Biographies

Armelle Dousset

Après une licence d’Arts du spectacle en mention cinéma à l’Université de Poitiers, elle intègre la Formation d’Artiste Chorégraphique du CNDC d’Angers, tout en apprivoisant parallèlement l’accordéon, qu’elle découvre dans le milieu des musiques traditionnelles. Elle continue dans le même temps la pratique du piano, instrument qui la suit comme la danse depuis l’âge de cinq ans.
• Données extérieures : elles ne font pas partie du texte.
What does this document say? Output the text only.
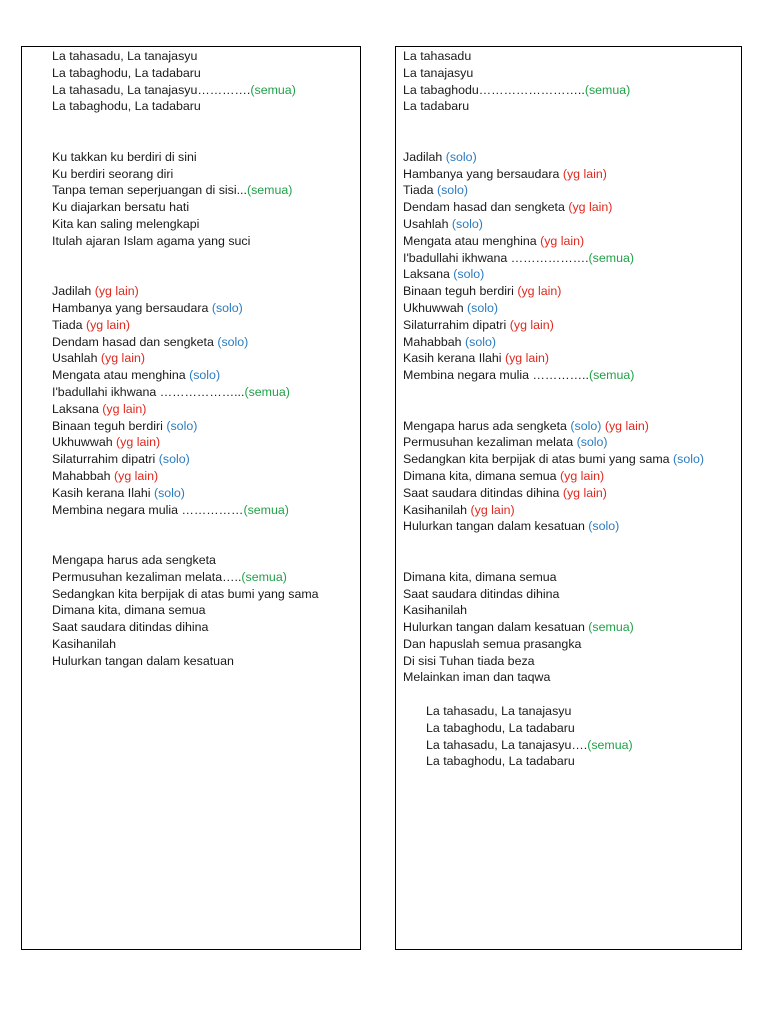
La tahasadu, La tanajasyu
La tabaghodu, La tadabaru
La tahasadu, La tanajasyu………….(semua)
La tabaghodu, La tadabaru
Ku takkan ku berdiri di sini
Ku berdiri seorang diri
Tanpa teman seperjuangan di sisi...(semua)
Ku diajarkan bersatu hati
Kita kan saling melengkapi
Itulah ajaran Islam agama yang suci
Jadilah (yg lain)
Hambanya yang bersaudara (solo)
Tiada (yg lain)
Dendam hasad dan sengketa (solo)
Usahlah (yg lain)
Mengata atau menghina (solo)
I'badullahi ikhwana ………………...(semua)
Laksana (yg lain)
Binaan teguh berdiri (solo)
Ukhuwwah (yg lain)
Silaturrahim dipatri (solo)
Mahabbah (yg lain)
Kasih kerana Ilahi (solo)
Membina negara mulia ……………(semua)
Mengapa harus ada sengketa
Permusuhan kezaliman melata…..(semua)
Sedangkan kita berpijak di atas bumi yang sama
Dimana kita, dimana semua
Saat saudara ditindas dihina
Kasihanilah
Hulurkan tangan dalam kesatuan
La tahasadu
La tanajasyu
La tabaghodu……………………..(semua)
La tadabaru
Jadilah (solo)
Hambanya yang bersaudara (yg lain)
Tiada (solo)
Dendam hasad dan sengketa (yg lain)
Usahlah (solo)
Mengata atau menghina (yg lain)
I'badullahi ikhwana ……………….(semua)
Laksana (solo)
Binaan teguh berdiri (yg lain)
Ukhuwwah (solo)
Silaturrahim dipatri (yg lain)
Mahabbah (solo)
Kasih kerana Ilahi (yg lain)
Membina negara mulia …………..(semua)
Mengapa harus ada sengketa (solo) (yg lain)
Permusuhan kezaliman melata (solo)
Sedangkan kita berpijak di atas bumi yang sama (solo)
Dimana kita, dimana semua (yg lain)
Saat saudara ditindas dihina (yg lain)
Kasihanilah (yg lain)
Hulurkan tangan dalam kesatuan (solo)
Dimana kita, dimana semua
Saat saudara ditindas dihina
Kasihanilah
Hulurkan tangan dalam kesatuan (semua)
Dan hapuslah semua prasangka
Di sisi Tuhan tiada beza
Melainkan iman dan taqwa
La tahasadu, La tanajasyu
La tabaghodu, La tadabaru
La tahasadu, La tanajasyu….(semua)
La tabaghodu, La tadabaru
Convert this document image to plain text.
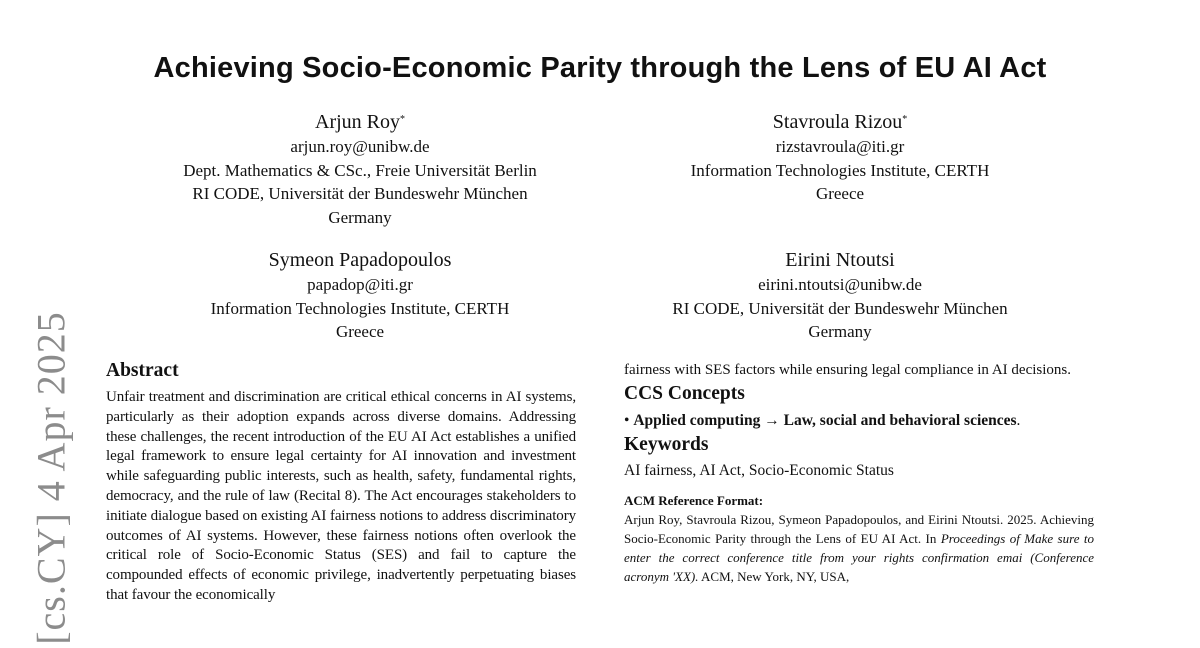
[cs.CY] 4 Apr 2025
Achieving Socio-Economic Parity through the Lens of EU AI Act
Arjun Roy*
arjun.roy@unibw.de
Dept. Mathematics & CSc., Freie Universität Berlin
RI CODE, Universität der Bundeswehr München
Germany
Stavroula Rizou*
rizstavroula@iti.gr
Information Technologies Institute, CERTH
Greece
Symeon Papadopoulos
papadop@iti.gr
Information Technologies Institute, CERTH
Greece
Eirini Ntoutsi
eirini.ntoutsi@unibw.de
RI CODE, Universität der Bundeswehr München
Germany
Abstract

Unfair treatment and discrimination are critical ethical concerns in AI systems, particularly as their adoption expands across diverse domains. Addressing these challenges, the recent introduction of the EU AI Act establishes a unified legal framework to ensure legal certainty for AI innovation and investment while safeguarding public interests, such as health, safety, fundamental rights, democracy, and the rule of law (Recital 8). The Act encourages stakeholders to initiate dialogue based on existing AI fairness notions to address discriminatory outcomes of AI systems. However, these fairness notions often overlook the critical role of Socio-Economic Status (SES) and fail to capture the compounded effects of economic privilege, inadvertently perpetuating biases that favour the economically

fairness with SES factors while ensuring legal compliance in AI decisions.

CCS Concepts
• Applied computing → Law, social and behavioral sciences.
Keywords
AI fairness, AI Act, Socio-Economic Status
ACM Reference Format:
Arjun Roy, Stavroula Rizou, Symeon Papadopoulos, and Eirini Ntoutsi. 2025. Achieving Socio-Economic Parity through the Lens of EU AI Act. In Proceedings of Make sure to enter the correct conference title from your rights confirmation emai (Conference acronym 'XX). ACM, New York, NY, USA,
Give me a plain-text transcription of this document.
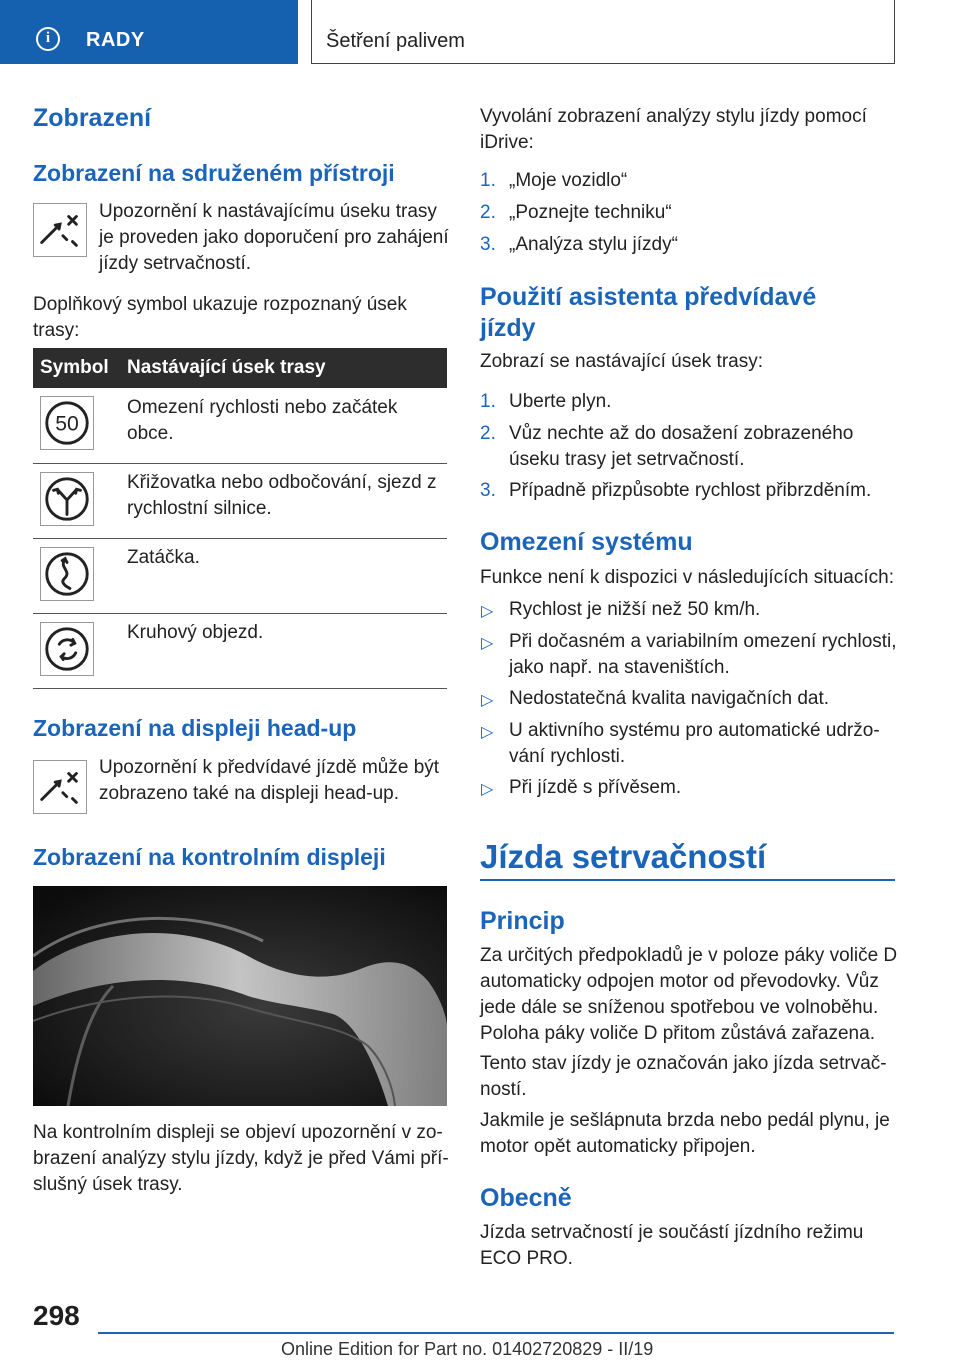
i	RADY	Šetření palivem
Zobrazení
Zobrazení na sdruženém přístroji
Upozornění k nastávajícímu úseku trasy
je proveden jako doporučení pro zahájení
jízdy setrvačností.
Doplňkový symbol ukazuje rozpoznaný úsek
trasy:
Symbol Nastávající úsek trasy
50
Omezení rychlosti nebo začátek
obce.
Křižovatka nebo odbočování, sjezd z
rychlostní silnice.
Zatáčka.
Kruhový objezd.
Zobrazení na displeji head-up
Upozornění k předvídavé jízdě může být
zobrazeno také na displeji head-up.
Zobrazení na kontrolním displeji
Na kontrolním displeji se objeví upozornění v zo-
brazení analýzy stylu jízdy, když je před Vámi pří-
slušný úsek trasy.
Vyvolání zobrazení analýzy stylu jízdy pomocí
iDrive:
1. „Moje vozidlo“
2. „Poznejte techniku“
3. „Analýza stylu jízdy“
Použití asistenta předvídavé
jízdy
Zobrazí se nastávající úsek trasy:
1. Uberte plyn.
2. Vůz nechte až do dosažení zobrazeného
úseku trasy jet setrvačností.
3. Případně přizpůsobte rychlost přibrzděním.
Omezení systému
Funkce není k dispozici v následujících situacích:
▷ Rychlost je nižší než 50 km/h.
▷ Při dočasném a variabilním omezení rychlosti,
jako např. na staveništích.
▷ Nedostatečná kvalita navigačních dat.
▷ U aktivního systému pro automatické udržo-
vání rychlosti.
▷ Při jízdě s přívěsem.
Jízda setrvačností
Princip
Za určitých předpokladů je v poloze páky voliče D
automaticky odpojen motor od převodovky. Vůz
jede dále se sníženou spotřebou ve volnoběhu.
Poloha páky voliče D přitom zůstává zařazena.
Tento stav jízdy je označován jako jízda setrvač-
ností.
Jakmile je sešlápnuta brzda nebo pedál plynu, je
motor opět automaticky připojen.
Obecně
Jízda setrvačností je součástí jízdního režimu
ECO PRO.
298
Online Edition for Part no. 01402720829 - II/19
Interprète dans des pièces de danse ou de théâtre pour Alain Buffard, Laurent Falguiéras, Olivier Normand, le GdRA, La Cavale ou encore La Boîte Blanche, elle poursuit son parcours de musicienne avec Rhizottome, Metamek et Yabesso.

Elle invente en 2009 à Kyôto le solo Haigorei/背後霊, forme courte performative dans laquelle corps expressionniste, références cinématographiques et écriture musicale se mêlent. Cette relation affective et artistique avec le Japon se poursuit cette année avec Rhizottome, projet lauréat de la Villa Kujoyama.

Mouvement. Ecoute. Vulnérabilité. A travers ce parcours hétéroclite, elle n’a de cesse de se pencher sur ces matières à penser qui se retrouvent tantôt dansées, tantôt tissées en musique.

Matthieu Metzger

Seize années d’étude des saxophones avec Philippe Di Betta lui ont donné le goût de la musique au-delà de l’esthétique, et son l’intérêt pour l’analyse s’est concrétisé à l’Université de Poitiers par l’obtention de la maîtrise Meshuggah, une formation de métal atypique.

Parallèlement au cadre institutionnel il s’implique dans des projets de musiques contemporaines, mandingues, de danse, le Sens de la Marche de Marc Ducret, Anthurus d’Archer ou encore le collectif métal Klonosphère.

Il intègrera en 2008 le quintet de Louis Sclavis puis peu de temps après l’Orchestre National de Jazz de Daniel Yvinec. D’autres collaborations verront le jour, notamment avec François Sarhan, l’ensemble Ictus, Amarillis, la campagnie des Musiques à Ouïr. Il se produit en solo, en duo dans Rhizottome ou avec John Hollenbeck, dans son power-trioKilling Spree, avec Kino-Sounds, XXO, Urban Mood

Attiré tout autant par l’aspect poétique et social de la musique que par les moyens techniques de lui donner vie, c’est en autodidacte qu’il s’est formé à la lutherie électronique, l’acoustique, l’enregistrement, réalisant notamment les cinq albums d’Anthurus d’Archer, ceux de Rhizottome, ses productions en tant que leader ou les six disques Tower de Marc Ducret.